De werknemer voert nog aan dat SI Music feitelijk niet als werkgever zou hebben opgetreden zodat er geen sprake kan zijn van het feit dat de muziekauteursrechten aan de werkgever toebehoren. Daarmee is de kantonrechter snel klaar. De werknemer is in dienst van de werkgever en daarmee staat op grond van de Auteurswet vast dat alle auteursrechten die ontstaan, aan de werkgever toebehoren. Daarnaast hebben partijen dat ook nog eens expliciet in de arbeidsovereenkomst afgesproken.
De werknemer voert tot slot nog een creatief verweer door aan te haken op het per 1 januari 2015 ingevoerde auteurscontractenrecht. Het auteurscontractenrecht geeft de maker van een werk de mogelijkheid om een aanvullende billijke vergoeding te vorderen van zijn wederpartij, indien de overeengekomen vergoeding gelet op de wederzijdse prestaties een ernstige onevenredigheid vertoont in verhouding tot de opbrengst van de exploitatie van het werk. Deze mogelijkheid komt echter alleen toe aan degene die wordt aangemerkt als maker, iets wat de werknemer niet is omdat er sprake is van een dienstverband. Hoewel het auteurscontractenrecht als doel heeft om de positie van de maker van een auteursrechtelijk werk te beschermen, is duidelijk besloten om de feitelijke maker die tijdens een arbeidsovereenkomst een auteursrechtelijk werk maakt, niet te beschermen. De wetgever heeft daar duidelijk niet voor gekozen. Ook dit creatieve verweer van de werknemer kan de kantonrechter – terecht – niet overtuigen.
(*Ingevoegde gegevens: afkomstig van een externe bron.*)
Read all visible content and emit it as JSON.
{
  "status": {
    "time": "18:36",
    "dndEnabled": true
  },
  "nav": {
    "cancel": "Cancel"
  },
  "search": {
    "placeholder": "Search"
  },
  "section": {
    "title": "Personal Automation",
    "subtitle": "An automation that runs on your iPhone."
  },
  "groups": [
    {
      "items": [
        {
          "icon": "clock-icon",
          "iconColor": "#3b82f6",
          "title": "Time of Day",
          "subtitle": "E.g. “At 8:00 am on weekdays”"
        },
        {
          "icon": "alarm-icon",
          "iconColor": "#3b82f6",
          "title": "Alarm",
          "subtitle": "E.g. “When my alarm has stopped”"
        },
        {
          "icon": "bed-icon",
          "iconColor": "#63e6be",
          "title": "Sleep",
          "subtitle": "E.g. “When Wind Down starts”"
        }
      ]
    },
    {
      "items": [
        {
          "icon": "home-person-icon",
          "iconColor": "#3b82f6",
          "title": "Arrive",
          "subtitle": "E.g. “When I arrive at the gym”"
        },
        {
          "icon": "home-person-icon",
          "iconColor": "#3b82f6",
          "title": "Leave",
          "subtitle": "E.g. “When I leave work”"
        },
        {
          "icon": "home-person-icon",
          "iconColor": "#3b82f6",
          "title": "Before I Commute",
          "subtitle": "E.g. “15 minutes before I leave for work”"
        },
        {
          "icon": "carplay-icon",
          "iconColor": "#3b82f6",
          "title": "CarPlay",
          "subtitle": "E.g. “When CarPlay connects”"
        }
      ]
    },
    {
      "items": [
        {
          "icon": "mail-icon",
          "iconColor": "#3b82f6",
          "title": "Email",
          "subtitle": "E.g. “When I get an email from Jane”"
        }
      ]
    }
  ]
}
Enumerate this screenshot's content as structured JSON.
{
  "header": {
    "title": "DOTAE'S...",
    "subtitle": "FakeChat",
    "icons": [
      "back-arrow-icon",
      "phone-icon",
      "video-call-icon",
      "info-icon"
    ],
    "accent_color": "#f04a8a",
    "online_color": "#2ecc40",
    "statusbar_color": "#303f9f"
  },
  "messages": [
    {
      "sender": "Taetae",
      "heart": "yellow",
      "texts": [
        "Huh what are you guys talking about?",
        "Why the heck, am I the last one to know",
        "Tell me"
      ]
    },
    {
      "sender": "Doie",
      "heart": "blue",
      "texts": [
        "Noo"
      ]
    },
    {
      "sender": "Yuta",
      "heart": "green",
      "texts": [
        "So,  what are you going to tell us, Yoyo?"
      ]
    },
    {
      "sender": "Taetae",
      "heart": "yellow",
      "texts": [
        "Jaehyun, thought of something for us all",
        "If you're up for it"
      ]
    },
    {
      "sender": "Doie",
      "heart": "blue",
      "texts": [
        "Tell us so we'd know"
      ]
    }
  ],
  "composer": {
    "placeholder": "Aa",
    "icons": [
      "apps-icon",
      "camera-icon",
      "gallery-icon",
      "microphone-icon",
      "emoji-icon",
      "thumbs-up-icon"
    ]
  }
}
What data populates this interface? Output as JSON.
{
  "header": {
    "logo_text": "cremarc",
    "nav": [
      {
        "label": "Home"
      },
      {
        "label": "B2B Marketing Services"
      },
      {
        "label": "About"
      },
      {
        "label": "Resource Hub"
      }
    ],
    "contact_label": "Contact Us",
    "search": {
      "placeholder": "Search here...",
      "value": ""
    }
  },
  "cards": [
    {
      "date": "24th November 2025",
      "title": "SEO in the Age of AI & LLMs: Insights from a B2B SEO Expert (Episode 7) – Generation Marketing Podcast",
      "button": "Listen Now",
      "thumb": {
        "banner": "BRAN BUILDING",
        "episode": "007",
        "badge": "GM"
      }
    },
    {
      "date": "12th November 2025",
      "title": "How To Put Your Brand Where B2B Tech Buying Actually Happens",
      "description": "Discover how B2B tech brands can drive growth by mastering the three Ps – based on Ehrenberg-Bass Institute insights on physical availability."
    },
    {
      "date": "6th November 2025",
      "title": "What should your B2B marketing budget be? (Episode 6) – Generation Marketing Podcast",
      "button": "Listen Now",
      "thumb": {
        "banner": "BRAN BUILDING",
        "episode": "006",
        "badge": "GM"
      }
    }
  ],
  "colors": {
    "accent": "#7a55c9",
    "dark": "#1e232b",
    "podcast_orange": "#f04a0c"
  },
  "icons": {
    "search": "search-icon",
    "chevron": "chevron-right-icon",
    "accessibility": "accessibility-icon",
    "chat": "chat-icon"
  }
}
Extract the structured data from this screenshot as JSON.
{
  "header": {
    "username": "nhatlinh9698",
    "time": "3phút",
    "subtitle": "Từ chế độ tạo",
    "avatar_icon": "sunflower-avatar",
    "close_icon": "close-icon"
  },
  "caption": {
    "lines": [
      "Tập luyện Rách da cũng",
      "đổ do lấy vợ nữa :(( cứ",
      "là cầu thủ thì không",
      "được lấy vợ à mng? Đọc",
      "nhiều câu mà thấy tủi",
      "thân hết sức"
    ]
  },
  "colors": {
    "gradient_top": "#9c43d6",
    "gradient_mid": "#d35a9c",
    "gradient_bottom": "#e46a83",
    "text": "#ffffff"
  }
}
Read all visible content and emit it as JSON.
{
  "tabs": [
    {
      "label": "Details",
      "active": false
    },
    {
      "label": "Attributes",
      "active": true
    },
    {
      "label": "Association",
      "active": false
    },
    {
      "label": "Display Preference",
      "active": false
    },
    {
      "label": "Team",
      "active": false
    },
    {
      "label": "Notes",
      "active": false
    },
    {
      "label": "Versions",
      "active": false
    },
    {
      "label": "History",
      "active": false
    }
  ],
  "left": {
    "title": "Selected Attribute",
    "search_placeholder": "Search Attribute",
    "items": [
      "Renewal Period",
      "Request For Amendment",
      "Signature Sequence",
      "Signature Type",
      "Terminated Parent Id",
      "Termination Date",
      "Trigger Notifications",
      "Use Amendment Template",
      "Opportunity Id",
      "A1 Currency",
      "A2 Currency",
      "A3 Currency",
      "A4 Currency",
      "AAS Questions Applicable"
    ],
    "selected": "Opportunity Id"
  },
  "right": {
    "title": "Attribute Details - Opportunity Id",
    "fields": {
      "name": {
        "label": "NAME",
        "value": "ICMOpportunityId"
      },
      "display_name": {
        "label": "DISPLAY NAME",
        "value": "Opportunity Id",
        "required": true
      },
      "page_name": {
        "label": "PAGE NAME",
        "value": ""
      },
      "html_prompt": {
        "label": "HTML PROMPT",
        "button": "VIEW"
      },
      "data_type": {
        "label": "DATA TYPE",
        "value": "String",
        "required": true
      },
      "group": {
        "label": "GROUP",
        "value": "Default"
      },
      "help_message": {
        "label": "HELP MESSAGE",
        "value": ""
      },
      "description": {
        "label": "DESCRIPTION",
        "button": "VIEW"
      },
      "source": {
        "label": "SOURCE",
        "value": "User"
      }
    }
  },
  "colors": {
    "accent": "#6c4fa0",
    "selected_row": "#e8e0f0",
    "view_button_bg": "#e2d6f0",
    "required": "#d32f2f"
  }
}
Wat kunnen we van deze uitspraak leren?
De uitspraak geeft aan dat het maken van duidelijke afspraken over auteursrechten tijdens een dienstverband belangrijk zijn. Standaard komt het auteursrecht toe aan de werkgever, zodat een werknemer er niet vanuit mag gaan dat het auteursrecht aan de werknemer toekomt, zonder andersluidende afspraken. Bovendien laat deze uitspraak zien dat praktische afspraken over het auteursrecht bij de rechter standhouden en dat de werknemer bij duidelijke afspraken toch niet op enige wijze auteursbescherming toekomt.
Kortom, de werknemer moet zich ervan bewust zijn dat hij geen auteursrecht krijgt op een auteursrechtelijk beschermd werk tijdens een dienstverband. De werkgever kan er daarbij op vertrouwen dat gemaakte afspraken over het auteursrecht ook standhouden bij de rechter.